Dai marchi storici ai grandi gruppi, dalle piccole realtà alle griffe più famose e consolidate: anche nel mondo del vino nessuno resta insensibile al richiamo del biologico. Tanto che alla viticoltura bio, in Italia in costante aumento, Vinitaly dedica un apposito spazio, denominato Vinitalybio.
Se le motivazioni per le quali sempre più aziende passano al biologico sono diverse (dal tentativo di attrarre un numero crescente di consumatori alla volontà di differenziare la produzione, dall’attenzione per l’ambiente al desiderio di sperimentare), uno solo, inconfutabile, è il dato di fatto: con oltre 45mila aziende vitivinicole biologiche (circa il 17% del totale europeo) il nostro Paese è primo in Europa in questo settore, seguito da Spagna (12% dell’Ue) e Polonia (10%; fonte: ultimi dati disponibili al 31 dicembre 2013 di “Bio in cifre 2014” del Sinab-Sistema d’informazione nazionale sull’agricoltura biologica su dati del Ministero delle Politiche Agricole e Organismi di controllo).
E se a livello mondiale la superficie coltivata secondo i dettami del biologo supera l’1,3 milioni di ettari (+12,8% sul 2012), per un giro d’affari complessivo che si aggira sui 3 miliardi di euro, solo in Italia si contano più di 44mila ettari vitati, cui si aggiungono gli oltre 23.700 ettari in conversione, per un totale che supera i 67.900 ettari: il 18,5% in più rispetto al 2012. In netta controtendenza con le superfici viticole totali, dunque, che nel 2013 si sono attestate sui 646mila ettari (contro i 655mila dell’anno precedente), le aree passate al biologico esibiscono una dinamica positiva, arrivando a un’incidenza dell’11% sul totale, con Sicilia, Puglia e Toscana in testa alla classifica delle regioni più inclini ad abbracciare questa filosofia. Dal punto di vista della produzione, invece, nel 2013 si sono sfiorati i 5 milioni di quintali di uva da vino, equivalenti a circa 3,5 milioni di litri (il 7% del totale nazionale).

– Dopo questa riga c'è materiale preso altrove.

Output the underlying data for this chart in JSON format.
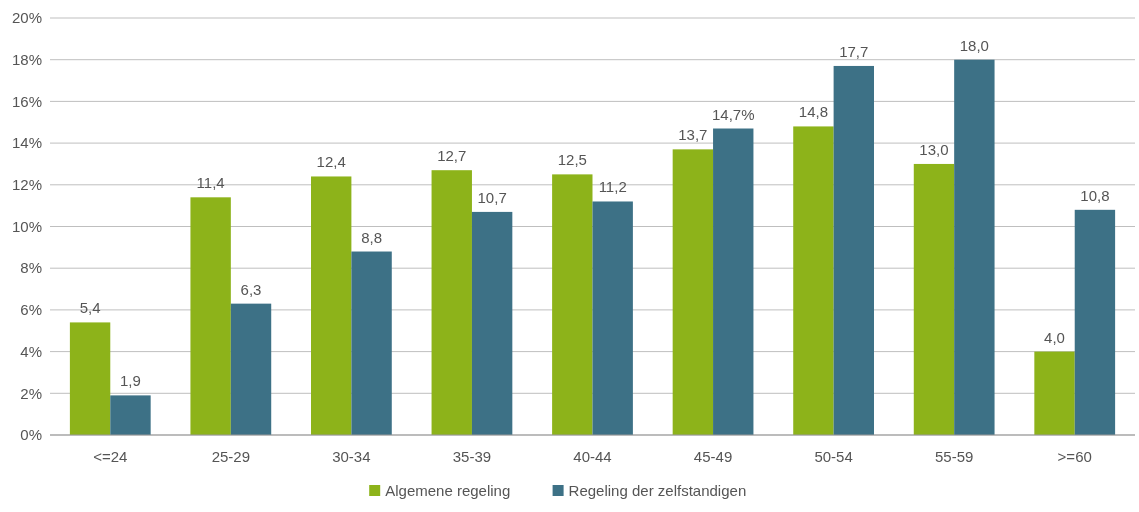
{
  "chart_data": {
    "type": "bar",
    "categories": [
      "<=24",
      "25-29",
      "30-34",
      "35-39",
      "40-44",
      "45-49",
      "50-54",
      "55-59",
      ">=60"
    ],
    "series": [
      {
        "name": "Algemene regeling",
        "color": "#8db31a",
        "values": [
          5.4,
          11.4,
          12.4,
          12.7,
          12.5,
          13.7,
          14.8,
          13.0,
          4.0
        ],
        "value_labels": [
          "5,4",
          "11,4",
          "12,4",
          "12,7",
          "12,5",
          "13,7",
          "14,8",
          "13,0",
          "4,0"
        ]
      },
      {
        "name": "Regeling der zelfstandigen",
        "color": "#3d7186",
        "values": [
          1.9,
          6.3,
          8.8,
          10.7,
          11.2,
          14.7,
          17.7,
          18.0,
          10.8
        ],
        "value_labels": [
          "1,9",
          "6,3",
          "8,8",
          "10,7",
          "11,2",
          "14,7%",
          "17,7",
          "18,0",
          "10,8"
        ]
      }
    ],
    "ylim": [
      0,
      20
    ],
    "yticks": [
      {
        "value": 0,
        "label": "0%"
      },
      {
        "value": 2,
        "label": "2%"
      },
      {
        "value": 4,
        "label": "4%"
      },
      {
        "value": 6,
        "label": "6%"
      },
      {
        "value": 8,
        "label": "8%"
      },
      {
        "value": 10,
        "label": "10%"
      },
      {
        "value": 12,
        "label": "12%"
      },
      {
        "value": 14,
        "label": "14%"
      },
      {
        "value": 16,
        "label": "16%"
      },
      {
        "value": 18,
        "label": "18%"
      },
      {
        "value": 20,
        "label": "20%"
      }
    ],
    "grid": "y",
    "legend": "bottom"
  }
}
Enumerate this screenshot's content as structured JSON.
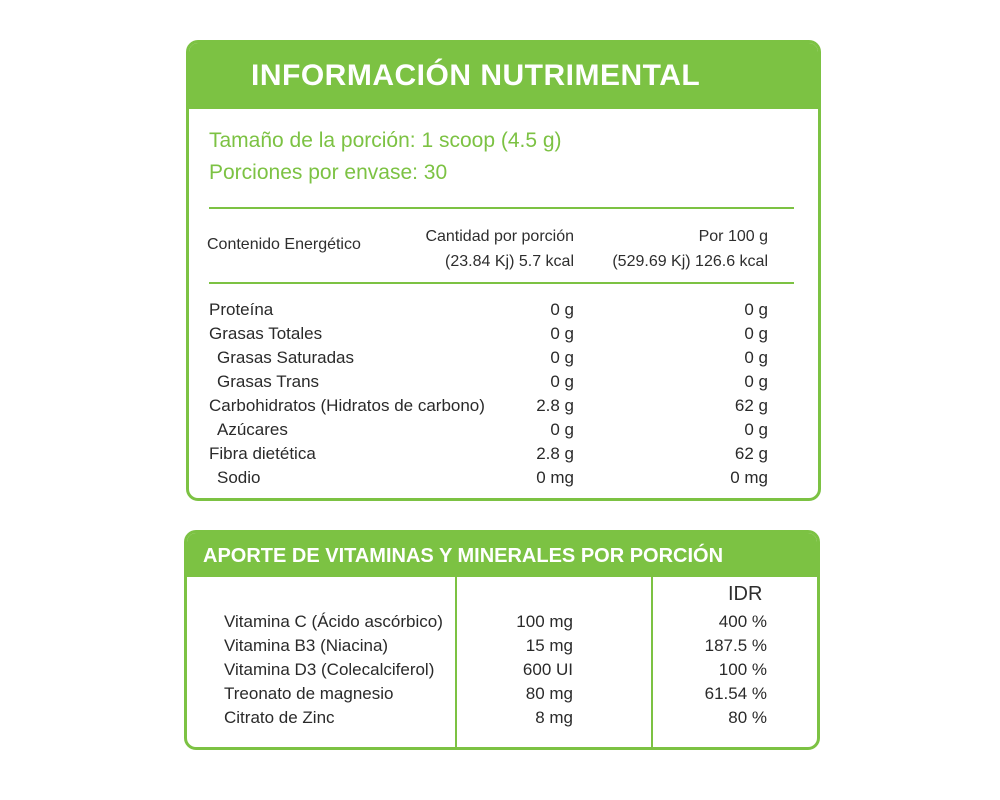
{
  "nutrition": {
    "title": "INFORMACIÓN  NUTRIMENTAL",
    "serving_size": "Tamaño de la porción: 1 scoop (4.5 g)",
    "servings_per_container": "Porciones por envase: 30",
    "energy_label": "Contenido Energético",
    "col1_header_line1": "Cantidad por porción",
    "col1_header_line2": "(23.84 Kj) 5.7 kcal",
    "col2_header_line1": "Por 100 g",
    "col2_header_line2": "(529.69 Kj) 126.6 kcal",
    "rows": [
      {
        "label": "Proteína",
        "per_serving": "0 g",
        "per_100g": "0 g",
        "indent": false
      },
      {
        "label": "Grasas Totales",
        "per_serving": "0 g",
        "per_100g": "0 g",
        "indent": false
      },
      {
        "label": "Grasas Saturadas",
        "per_serving": "0 g",
        "per_100g": "0 g",
        "indent": true
      },
      {
        "label": "Grasas Trans",
        "per_serving": "0 g",
        "per_100g": "0 g",
        "indent": true
      },
      {
        "label": "Carbohidratos (Hidratos de carbono)",
        "per_serving": "2.8 g",
        "per_100g": "62 g",
        "indent": false
      },
      {
        "label": "Azúcares",
        "per_serving": "0 g",
        "per_100g": "0 g",
        "indent": true
      },
      {
        "label": "Fibra dietética",
        "per_serving": "2.8 g",
        "per_100g": "62 g",
        "indent": false
      },
      {
        "label": "Sodio",
        "per_serving": "0 mg",
        "per_100g": "0 mg",
        "indent": true
      }
    ]
  },
  "vitamins": {
    "title": "APORTE DE VITAMINAS Y MINERALES POR PORCIÓN",
    "idr_header": "IDR",
    "rows": [
      {
        "label": "Vitamina C (Ácido ascórbico)",
        "amount": "100 mg",
        "idr": "400 %"
      },
      {
        "label": "Vitamina B3 (Niacina)",
        "amount": "15 mg",
        "idr": "187.5 %"
      },
      {
        "label": "Vitamina D3 (Colecalciferol)",
        "amount": "600 UI",
        "idr": "100 %"
      },
      {
        "label": "Treonato de magnesio",
        "amount": "80 mg",
        "idr": "61.54 %"
      },
      {
        "label": "Citrato de Zinc",
        "amount": "8 mg",
        "idr": "80 %"
      }
    ]
  },
  "colors": {
    "accent": "#7cc243",
    "text": "#2a2a2a"
  }
}
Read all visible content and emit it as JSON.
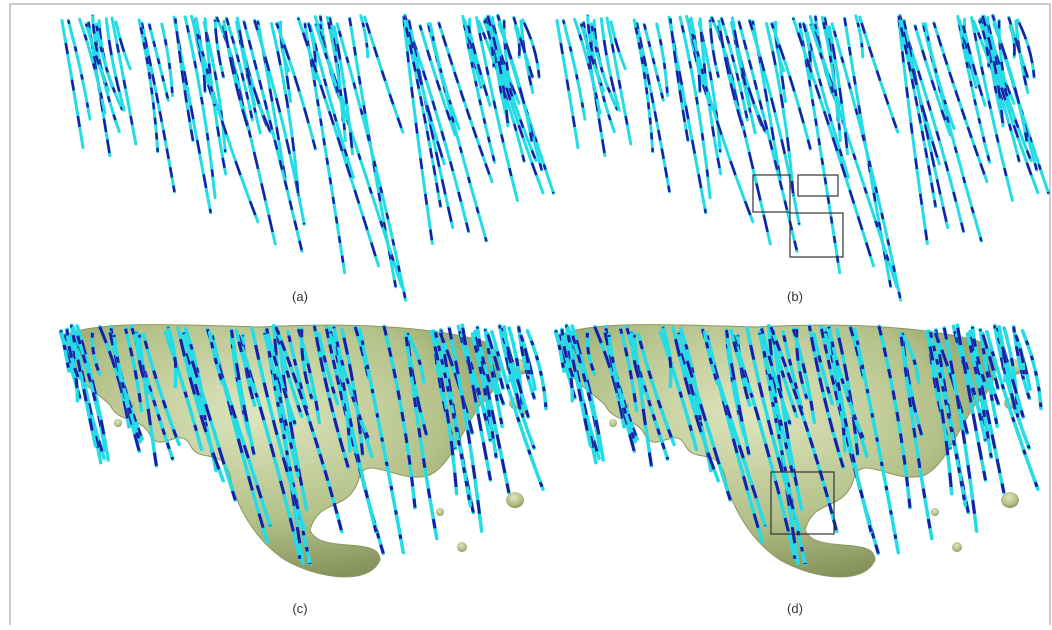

L’elenco delle cantine e delle realtà che rientrano in questo trend non è breve, come dimostra la recente indagine realizzata da Vinitaly: comprende ogni territorio della Penisola e annovera realtà blasonate come Marchesi de’ Frescobaldi, che sta adeguando la sua produzione al biologico a partire da Castelgiocondo, la tenuta di Montalcino. Anche Tenute Lunelli del Gruppo Lunelli ha intrapreso una totale conversione, a cominciare dalla toscana Podernuovo (i vigneti trentini, invece, sono iscritti al registro della certificazione biologica dal 2014). E se in Trentino, La-Vis e Cavit rappresentano la produzione bio dei colossi della cooperazione enoica, in Franciacorta Barone Pizzini ha sposato il biologico fin da tempi non sospetti, così come La Raia in Piemonte.
La lista è ovunque in costante aggiornamento. Solo per citare qualche esempio in Toscana: Avignonesi si è riconvertita completamente al biodinamico, mentre Salcheto è anche completamente off-grid ed energeticamente autosufficiente. Sono numerose le case history venete, dall’antesignana Fasoli Gino a Paladin con Bosco del Merlo, da Astoria a Cantina Valpolicella Negrar, e, scendendo lungo lo stivale, si possono citare anche San Patrignano, Cleto Chiarli, Lungarotti e Umani Ronchi, Emidio Pepe e la Cantina Tollo (tra i maggiori produttori italiani di vini bio) fino alla campana Feudi San Gregorio. In Puglia il progetto biologico di Polvanera è improntato alla valorizzazione dei vitigni autoctoni, così come la tenuta di Bocca di Lupo di Tormaresca (Antinori), mentre la Sicilia bio va da piccole realtà come Occhipinti e Graci sull’Etna ad aziende più grandi come Firriato o Cos, passando per Centopassi di Libera Terra, che produce vini e prodotti bio nei terreni confiscati alla mafia.